An honorable member of the Coffee Shop Has Just Posted the Following:


Four Chinese female passengers detained for hair-pulling fight during flight

Women, aged 30 to 50, will be held in custody for five days for endangering the safety of an aircraft after dispute over seating led them to pull one another’s hair on Shenzhen-bound flight

PUBLISHED : Wednesday, 15 April, 2015, 10:30am
UPDATED : Wednesday, 15 April, 2015, 2:39pm

Stephen Chen
[email protected]



A photograph taken by a passenger shows the women allegedly fighting one another during the flight. Photo: SCMP Pictures

Four Chinese women were detained for being involved in a hair-pulling fight aboard a domestic flight – the latest in a series of cases of badly behaving mainland travellers.

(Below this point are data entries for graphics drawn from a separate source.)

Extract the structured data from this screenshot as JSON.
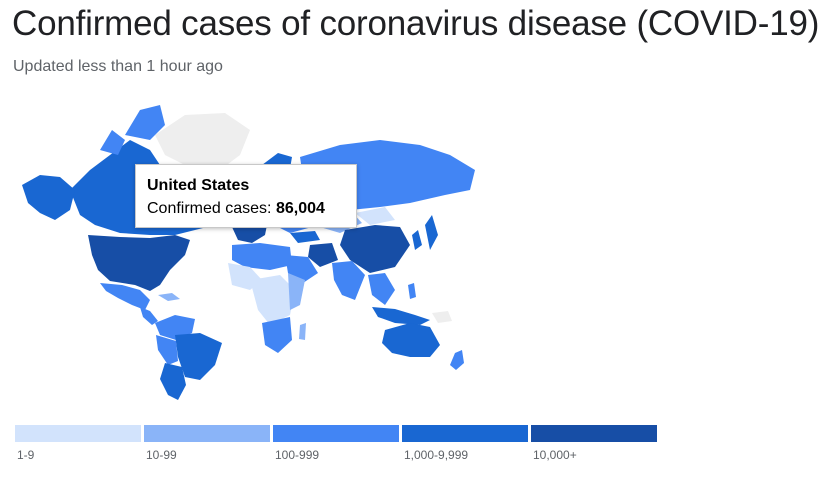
{
  "header": {
    "title": "Confirmed cases of coronavirus disease (COVID-19)",
    "subtitle": "Updated less than 1 hour ago"
  },
  "tooltip": {
    "country": "United States",
    "cases_label": "Confirmed cases:",
    "cases_value": "86,004"
  },
  "legend": [
    {
      "label": "1-9",
      "color": "#d2e3fc"
    },
    {
      "label": "10-99",
      "color": "#8ab4f8"
    },
    {
      "label": "100-999",
      "color": "#4285f4"
    },
    {
      "label": "1,000-9,999",
      "color": "#1967d2"
    },
    {
      "label": "10,000+",
      "color": "#174ea6"
    }
  ],
  "colors": {
    "no_data": "#eeeeee",
    "background": "#ffffff"
  }
}
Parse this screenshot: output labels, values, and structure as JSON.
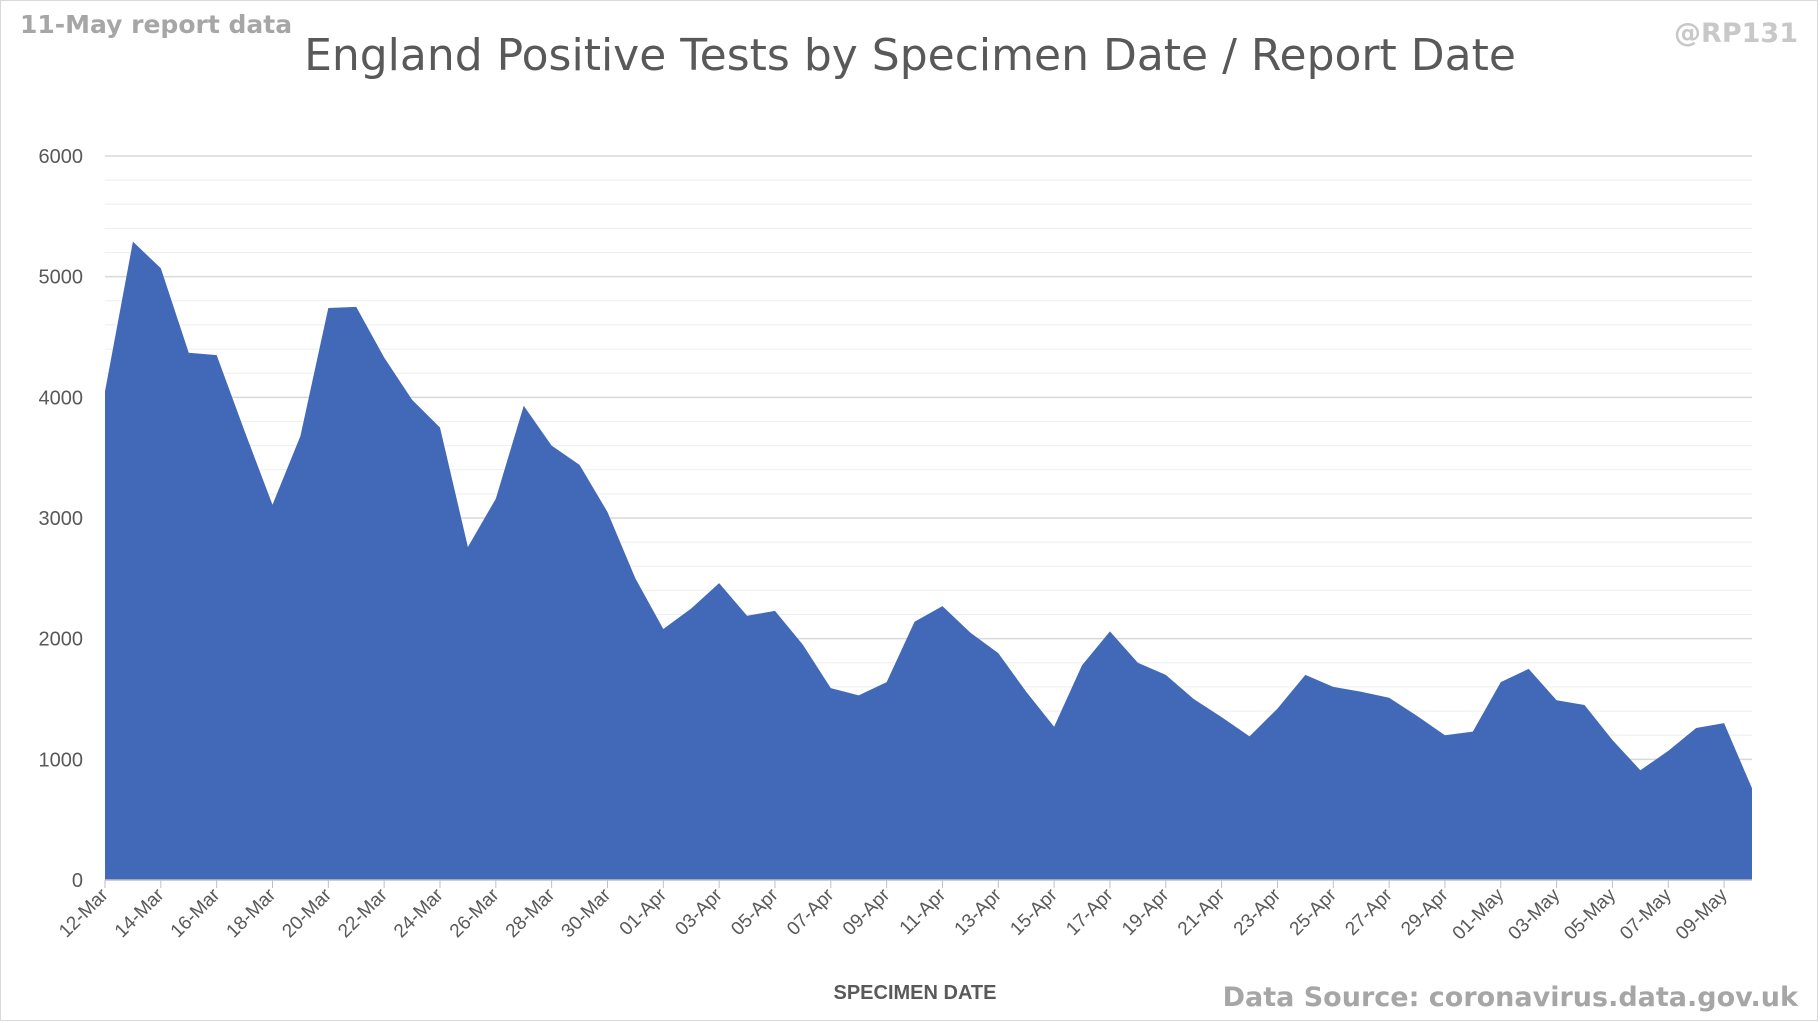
{
  "header": {
    "report_note": "11-May report data",
    "handle": "@RP131",
    "source": "Data Source: coronavirus.data.gov.uk"
  },
  "colors": {
    "area": "#4169b8",
    "major_grid": "#d9d9d9",
    "minor_grid": "#eeeeee"
  },
  "chart_data": {
    "type": "area",
    "title": "England Positive Tests by Specimen Date / Report Date",
    "xlabel": "SPECIMEN DATE",
    "ylabel": "",
    "ylim": [
      0,
      6000
    ],
    "yticks": [
      0,
      1000,
      2000,
      3000,
      4000,
      5000,
      6000
    ],
    "grid": "major and minor horizontal",
    "legend": "none",
    "x": [
      "12-Mar",
      "13-Mar",
      "14-Mar",
      "15-Mar",
      "16-Mar",
      "17-Mar",
      "18-Mar",
      "19-Mar",
      "20-Mar",
      "21-Mar",
      "22-Mar",
      "23-Mar",
      "24-Mar",
      "25-Mar",
      "26-Mar",
      "27-Mar",
      "28-Mar",
      "29-Mar",
      "30-Mar",
      "31-Mar",
      "01-Apr",
      "02-Apr",
      "03-Apr",
      "04-Apr",
      "05-Apr",
      "06-Apr",
      "07-Apr",
      "08-Apr",
      "09-Apr",
      "10-Apr",
      "11-Apr",
      "12-Apr",
      "13-Apr",
      "14-Apr",
      "15-Apr",
      "16-Apr",
      "17-Apr",
      "18-Apr",
      "19-Apr",
      "20-Apr",
      "21-Apr",
      "22-Apr",
      "23-Apr",
      "24-Apr",
      "25-Apr",
      "26-Apr",
      "27-Apr",
      "28-Apr",
      "29-Apr",
      "30-Apr",
      "01-May",
      "02-May",
      "03-May",
      "04-May",
      "05-May",
      "06-May",
      "07-May",
      "08-May",
      "09-May",
      "10-May"
    ],
    "x_tick_labels": [
      "12-Mar",
      "14-Mar",
      "16-Mar",
      "18-Mar",
      "20-Mar",
      "22-Mar",
      "24-Mar",
      "26-Mar",
      "28-Mar",
      "30-Mar",
      "01-Apr",
      "03-Apr",
      "05-Apr",
      "07-Apr",
      "09-Apr",
      "11-Apr",
      "13-Apr",
      "15-Apr",
      "17-Apr",
      "19-Apr",
      "21-Apr",
      "23-Apr",
      "25-Apr",
      "27-Apr",
      "29-Apr",
      "01-May",
      "03-May",
      "05-May",
      "07-May",
      "09-May"
    ],
    "series": [
      {
        "values": [
          4050,
          5290,
          5070,
          4370,
          4350,
          3720,
          3110,
          3680,
          4740,
          4750,
          4330,
          3980,
          3750,
          2760,
          3160,
          3930,
          3600,
          3440,
          3050,
          2500,
          2080,
          2250,
          2460,
          2190,
          2230,
          1950,
          1590,
          1530,
          1640,
          2140,
          2270,
          2050,
          1880,
          1560,
          1270,
          1780,
          2060,
          1800,
          1700,
          1500,
          1350,
          1190,
          1420,
          1700,
          1600,
          1560,
          1510,
          1360,
          1200,
          1230,
          1640,
          1750,
          1490,
          1450,
          1160,
          910,
          1070,
          1260,
          1300,
          760
        ]
      }
    ]
  }
}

The women began arguing mid-flight over the adjustment of seats on a Shenzhen-bound plane from Dalian city in Liaoning province, witnesses told Shanghai news website Thepaper.cn.

Then the heated dispute escalated into a full-blown physical confrontation, with the women getting up from their seats and tearing at each other’s hair.

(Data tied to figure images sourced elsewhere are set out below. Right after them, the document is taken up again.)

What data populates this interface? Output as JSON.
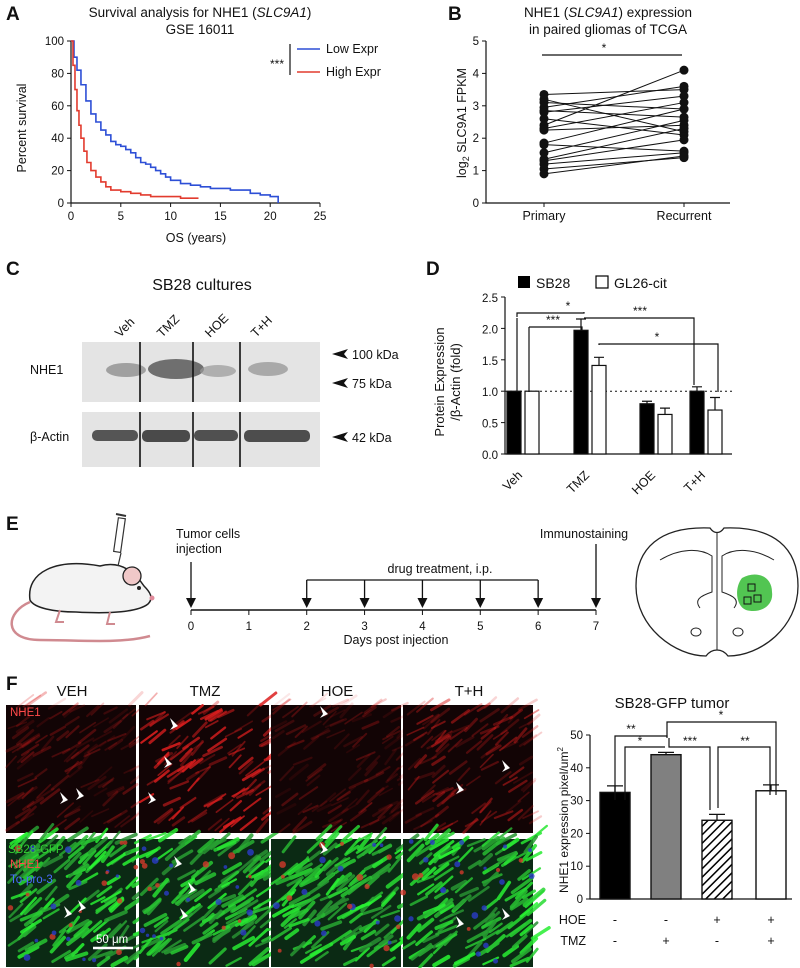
{
  "panels": {
    "A": {
      "letter": "A",
      "title_pre": "Survival analysis for NHE1 (",
      "title_gene": "SLC9A1",
      "title_post": ")",
      "subtitle": "GSE 16011",
      "legend_sig": "***",
      "chart_data": {
        "type": "line",
        "xlabel": "OS (years)",
        "ylabel": "Percent survival",
        "xlim": [
          0,
          25
        ],
        "ylim": [
          0,
          100
        ],
        "xticks": [
          "0",
          "5",
          "10",
          "15",
          "20",
          "25"
        ],
        "yticks": [
          "0",
          "20",
          "40",
          "60",
          "80",
          "100"
        ],
        "legend_position": "top-right",
        "series": [
          {
            "name": "Low Expr",
            "color": "#2d4fd6",
            "x": [
              0,
              0.3,
              0.6,
              1.0,
              1.5,
              2.0,
              2.5,
              3.0,
              3.5,
              4.0,
              4.5,
              5.0,
              5.5,
              6.0,
              6.5,
              7.0,
              7.5,
              8.0,
              8.5,
              9.0,
              9.5,
              10.0,
              11.0,
              12.0,
              13.0,
              14.0,
              15.0,
              16.0,
              17.0,
              18.0,
              19.0,
              20.0,
              20.8
            ],
            "y": [
              100,
              90,
              82,
              73,
              63,
              55,
              50,
              45,
              42,
              38,
              36,
              35,
              33,
              31,
              28,
              25,
              24,
              22,
              20,
              18,
              16,
              14,
              12,
              11,
              10,
              9,
              9,
              8,
              8,
              6,
              5,
              4,
              0
            ]
          },
          {
            "name": "High Expr",
            "color": "#e23b2e",
            "x": [
              0,
              0.2,
              0.4,
              0.6,
              0.8,
              1.0,
              1.3,
              1.6,
              2.0,
              2.5,
              3.0,
              3.5,
              4.0,
              5.0,
              6.0,
              7.0,
              8.0,
              9.0,
              10.0,
              11.0,
              12.0,
              12.8
            ],
            "y": [
              100,
              85,
              70,
              57,
              48,
              40,
              32,
              25,
              20,
              16,
              13,
              10,
              8,
              7,
              6,
              5,
              4,
              4,
              4,
              3,
              3,
              3
            ]
          }
        ]
      }
    },
    "B": {
      "letter": "B",
      "title_pre": "NHE1 (",
      "title_gene": "SLC9A1",
      "title_post": ") expression",
      "subtitle": "in paired gliomas of TCGA",
      "sig": "*",
      "chart_data": {
        "type": "scatter",
        "ylabel_sub": "2",
        "ylabel_pre": "log",
        "ylabel_post": " SLC9A1 FPKM",
        "ylim": [
          0,
          5
        ],
        "yticks": [
          "0",
          "1",
          "2",
          "3",
          "4",
          "5"
        ],
        "categories": [
          "Primary",
          "Recurrent"
        ],
        "pairs": [
          [
            3.35,
            3.5
          ],
          [
            3.2,
            2.2
          ],
          [
            3.1,
            2.9
          ],
          [
            2.95,
            3.6
          ],
          [
            2.85,
            2.65
          ],
          [
            2.8,
            3.3
          ],
          [
            2.6,
            2.1
          ],
          [
            2.4,
            4.1
          ],
          [
            2.3,
            3.1
          ],
          [
            2.25,
            2.4
          ],
          [
            1.85,
            2.9
          ],
          [
            1.8,
            1.6
          ],
          [
            1.35,
            2.3
          ],
          [
            1.3,
            1.95
          ],
          [
            1.2,
            1.55
          ],
          [
            1.05,
            1.4
          ],
          [
            0.9,
            1.45
          ],
          [
            1.55,
            2.55
          ]
        ]
      }
    },
    "C": {
      "letter": "C",
      "title": "SB28 cultures",
      "lanes": [
        "Veh",
        "TMZ",
        "HOE",
        "T+H"
      ],
      "row1_label": "NHE1",
      "row2_label": "β-Actin",
      "marker_100": "100 kDa",
      "marker_75": "75 kDa",
      "marker_42": "42 kDa"
    },
    "D": {
      "letter": "D",
      "chart_data": {
        "type": "bar",
        "ylabel_line1": "Protein Expression",
        "ylabel_line2": "/β-Actin (fold)",
        "ylim": [
          0,
          2.5
        ],
        "yticks": [
          "0.0",
          "0.5",
          "1.0",
          "1.5",
          "2.0",
          "2.5"
        ],
        "categories": [
          "Veh",
          "TMZ",
          "HOE",
          "T+H"
        ],
        "legend_position": "top",
        "series": [
          {
            "name": "SB28",
            "color": "#000000",
            "values": [
              1.0,
              1.97,
              0.8,
              1.0
            ],
            "errors": [
              0.0,
              0.18,
              0.04,
              0.07
            ]
          },
          {
            "name": "GL26-cit",
            "color": "#ffffff",
            "values": [
              1.0,
              1.41,
              0.63,
              0.7
            ],
            "errors": [
              0.0,
              0.13,
              0.1,
              0.2
            ]
          }
        ],
        "sig": [
          "*",
          "***",
          "***",
          "*"
        ]
      }
    },
    "E": {
      "letter": "E",
      "label_injection_1": "Tumor cells",
      "label_injection_2": "injection",
      "label_drug": "drug treatment, i.p.",
      "label_immuno": "Immunostaining",
      "days": [
        "0",
        "1",
        "2",
        "3",
        "4",
        "5",
        "6",
        "7"
      ],
      "xlabel": "Days post injection"
    },
    "F": {
      "letter": "F",
      "columns": [
        "VEH",
        "TMZ",
        "HOE",
        "T+H"
      ],
      "top_label": "NHE1",
      "merge_label_1": "SB28-GFP",
      "merge_label_2": "NHE1",
      "merge_label_3": "To-pro-3",
      "scale_bar": "50 μm",
      "chart_data": {
        "type": "bar",
        "title": "SB28-GFP tumor",
        "ylabel": "NHE1 expression pixel/um",
        "ylabel_sup": "2",
        "ylim": [
          0,
          50
        ],
        "yticks": [
          "0",
          "10",
          "20",
          "30",
          "40",
          "50"
        ],
        "categories": [
          "Veh",
          "TMZ",
          "HOE",
          "T+H"
        ],
        "values": [
          32.5,
          44,
          24,
          33
        ],
        "errors": [
          2.0,
          0.7,
          1.8,
          1.8
        ],
        "fills": [
          "#000000",
          "#808080",
          "hatched",
          "#ffffff"
        ],
        "row_hoe_label": "HOE",
        "row_tmz_label": "TMZ",
        "row_hoe": [
          "-",
          "-",
          "+",
          "+"
        ],
        "row_tmz": [
          "-",
          "+",
          "-",
          "+"
        ],
        "sig": [
          "**",
          "*",
          "***",
          "**",
          "*"
        ]
      }
    }
  }
}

The fighting passengers, aged between 30 to 50 and all from Liaoning, were detained by police when the plane landed for a stopover in Nantong city, Jiangsu province.

They will be held in custody for five days for endangering the safety of an aircraft, Nantong police confirmed.

Thepaper.cn reported that police were notified about the altercation by the aircraft’s crew before the plane landed.

Shenzhen Airlines Flight ZH9724 landed safely at its destination.

Incidents like these involving Chinese passengers – both on domestic and international flights – have made headlines in recent months for either breaches to airline rules or misbehaviour.

In December, state media branded a group of mainland airline passengers “barbarians” after they scalded a Thai stewardess with hot water and noodles, and threatened to blow up the plane during a flight from Bangkok to Nanjing.

Days later that same month, a brawl between four women from mainland China on a Hong Kong-bound flight over a noisy baby almost forced the plane to return to Chongqing.

Last month, a mainland Chinese couple were kicked off a Dragonair flight to Beijing after the wife cleaned excrement from her one-year-old son over a sink inside a cabin toilet without closing the door, prompting other passengers to complain.

On February 24, a mainland couple and their three-year-old son were ejected from a Hong Kong-bound Cathay Pacific flight from Bangkok after the toddler’s refusal to put on his seatbelt sparked off a heated argument on the plane.

A day before that, on February 23, there was a similar incident on another flight returning to Hong Kong from Bali, Indonesia, after a mainland Chinese boy, aged three, refused to remain in his seat. His grandparent insisted on carrying him.

Chinese authorities have said they will rank the different levels of bad behaviour of “uncivilised” mainland tourists so the travel industry can share data and choose whether or not to do business with them, state media said.